The Red Wolf of the Plains – Extended Epilogue

San Francisco

Six months later 

Woe is me, my lady, and woe is me, my doll,

You’re everybody’s darling,

Not really mine at all.

Useless now my roses, and do now what I may,

You’re everybody’s darling,

Our love has flown away.

The band stopped playing, and the crowd of gowned and tuxedoed party-goers clapped their gloved hands in appreciation. The fiercely mustached and bespectacled mayor of San Francisco turned to his dance partner and murmured, “I must commend you, Mrs. Harrington. Yours was not an idle boast. The visitor you sent to my room last night exceeded all expectations. Worth every penny, I must say!”

Celine nodded to acknowledge the compliment and waved her feathered fan coquettishly. “I make it a policy never to overstate,” she told him softly. “I’m glad you were pleased, sir. That is always my goal. I think you’ll find that my presence here in San Francisco will enrich your city, and make it a much pleasanter place, just as it has in all the other cities where I do business.”

The older man chuckled. “I have every confidence of it, dear lady.” He lifted a couple of glasses of champagne off a passing tray and handed one to her with a gallant flourish. “A toast,” he told her with a smile, “to the beginning of a delightful partnership in our fair metropolis.”

Celine touched her glass faintly to his. “I’ll certainly drink to that,” she smiled, and took a sip.
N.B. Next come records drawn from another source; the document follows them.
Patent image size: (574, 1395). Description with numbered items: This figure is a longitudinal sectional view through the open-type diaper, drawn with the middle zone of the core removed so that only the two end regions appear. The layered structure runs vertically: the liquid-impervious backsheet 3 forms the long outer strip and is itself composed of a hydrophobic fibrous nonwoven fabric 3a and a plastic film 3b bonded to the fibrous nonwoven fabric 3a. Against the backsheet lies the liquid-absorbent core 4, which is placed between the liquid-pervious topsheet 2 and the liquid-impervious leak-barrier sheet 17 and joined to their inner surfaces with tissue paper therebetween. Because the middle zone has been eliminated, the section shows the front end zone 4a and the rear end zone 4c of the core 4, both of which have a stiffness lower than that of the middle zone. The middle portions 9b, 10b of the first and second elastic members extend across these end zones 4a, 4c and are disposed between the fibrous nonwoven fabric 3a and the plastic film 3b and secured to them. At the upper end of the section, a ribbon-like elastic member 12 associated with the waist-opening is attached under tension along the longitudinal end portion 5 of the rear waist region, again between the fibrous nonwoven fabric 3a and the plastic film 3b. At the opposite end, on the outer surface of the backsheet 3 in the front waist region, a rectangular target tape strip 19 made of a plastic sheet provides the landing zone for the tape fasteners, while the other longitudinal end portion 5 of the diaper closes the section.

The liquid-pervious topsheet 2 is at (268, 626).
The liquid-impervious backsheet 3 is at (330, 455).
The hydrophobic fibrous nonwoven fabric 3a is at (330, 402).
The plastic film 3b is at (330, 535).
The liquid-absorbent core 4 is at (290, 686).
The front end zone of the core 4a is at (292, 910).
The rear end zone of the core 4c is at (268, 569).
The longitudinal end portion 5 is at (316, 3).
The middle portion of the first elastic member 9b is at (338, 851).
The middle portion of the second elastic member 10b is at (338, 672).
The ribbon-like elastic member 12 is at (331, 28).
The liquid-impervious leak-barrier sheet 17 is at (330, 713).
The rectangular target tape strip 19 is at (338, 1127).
She glanced out across the bejeweled crowd filling the ballroom of the Excelsior Hotel. The crème de la crème of San Francisco, and several neighboring cities, were all there. There were politicians galore, society matrons, captains of industry, even a general or two. The people there that night, she estimated, made up more than half of the city’s economy.

Celine sighed luxuriantly and took another dainty sip of champagne. She was in her natural habitat at last, after years of clawing her way up through dismal frontier towns. Now that she had the mayor’s patronage, she didn’t have to worry that the local law or morality crusaders would shut her down. San Francisco only had the thinnest veneer of law, and that meant she was free and clear. The city was a glittering pot of gold, and all she had to do was reach out and take it.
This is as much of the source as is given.